What you’ll always find in her studio? Watercolors, brushes and pencils, which allow her to create custom pieces for people on the spot and sign her work for customers—something Kimbre says is her favorite part of having a shared studio and gallery space.

 

Nicholas Reti

Oil landscape painter

Owner, Oh Be Joyful Gallery

If there’s one person who is living and breathing his craft, it’s Nicholas Reti, owner of the Oh Be Joyful Gallery in Crested Butte, just off Elk. His Crested Butte home, as he says with a laugh, “is 75 percent studio space and 25 percent kitchen.” Canvases are stacked against walls, and in the center of his living room stands his easel, with his current project waiting.

In every corner of his space inspiration flows, and everything has a story beckoning to be told. From the children’s book Nicholas illustrated about Antarctica to the boxes of spent oil paint arranged into a rainbow of chaotic color, Nicholas is living in art.

“When you live the life of an artist, it is your life,” he says. When he wakes in the mornings, he lets inspiration guide him, with a number of unfinished pieces waiting, or, if he’s feeling less creative, he’s always able to stretch canvas or make prints.

“It’s about making a hundred paintings and getting lucky with one,” Nicholas says of his unfinished work stacked around the room, each piece reminiscent of a rich life of travel and artistic immersion. “When I start the day, I check in with myself and understand where my mind is and where my heart is and what I want to work on.”

His inspiration is overflowing from the walls. Of the few pieces not painted by him, he says his favorite is a small painting of a crinkled tube of paint. “Every time I see the way it’s painted,” he says, “it reminds me how hard you have to work to succeed as an artist.”

 

Suzanne Pierson

Watercolor, acrylic, gauche

Ethereal light and a calm coziness fill Suzanne’s dedicated home studio space in Crested Butte. As with most artist’s studios, it is filled with inspiration hanging from the walls and stacked within bookshelves.

Suzanne began her painting career at just nine years old, sitting upon her grandmother’s lap. “I knew what I was going to be,” she smiles, holding a photo of her grandmother.
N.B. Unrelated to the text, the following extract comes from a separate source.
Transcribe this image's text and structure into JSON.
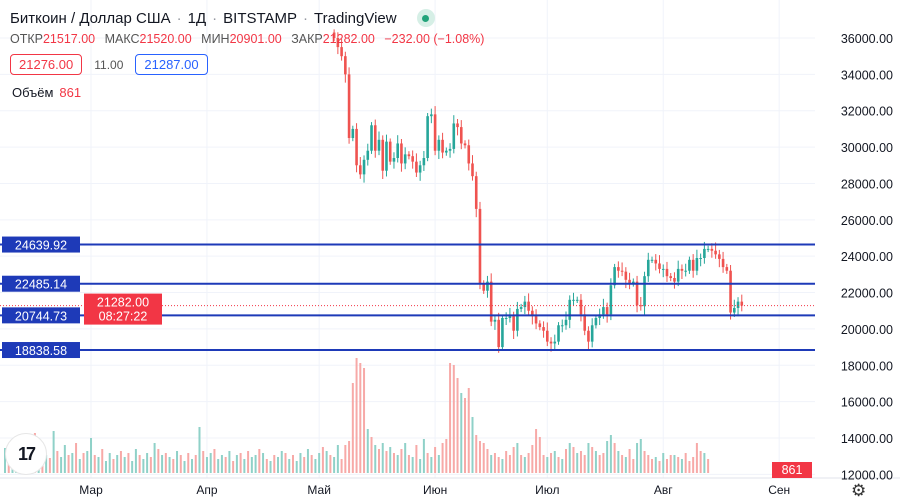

Of her home studio space she says, “I feel like it’s helping me hit a prime. I’m beginning to peak again, the more I work, the better I paint.”

It’s a space in which you would be hard pressed not to be inspired, with its beetle-kill pine accent wall and its signature navy blue tint and floating rough-edged shelves displaying some of her pieces. The white walls have a lavender tint, of which Suzanne says, “Everything in the color spectrum reflects well off that color, and shows the work off well.”

Suzanne filled the studio with a moveable drafting table and other items with wheels so she can quickly transform or move her space to meet whatever needs she has. “I have the freedom to have several pieces in motion at a time, without the need to clean it all up at the end of the day,” she says.

It seems every corner has an inspirational knick-knack or memento, from a prayer wheel brought from Bhutan in the window to her bookshelf filled with art books, and treasures from her childhood and world travels. The space begs you to linger, if not to get to know her dazzling depictions of her favorite mountain scenes, then to get a feel for a life well lived traveling the world.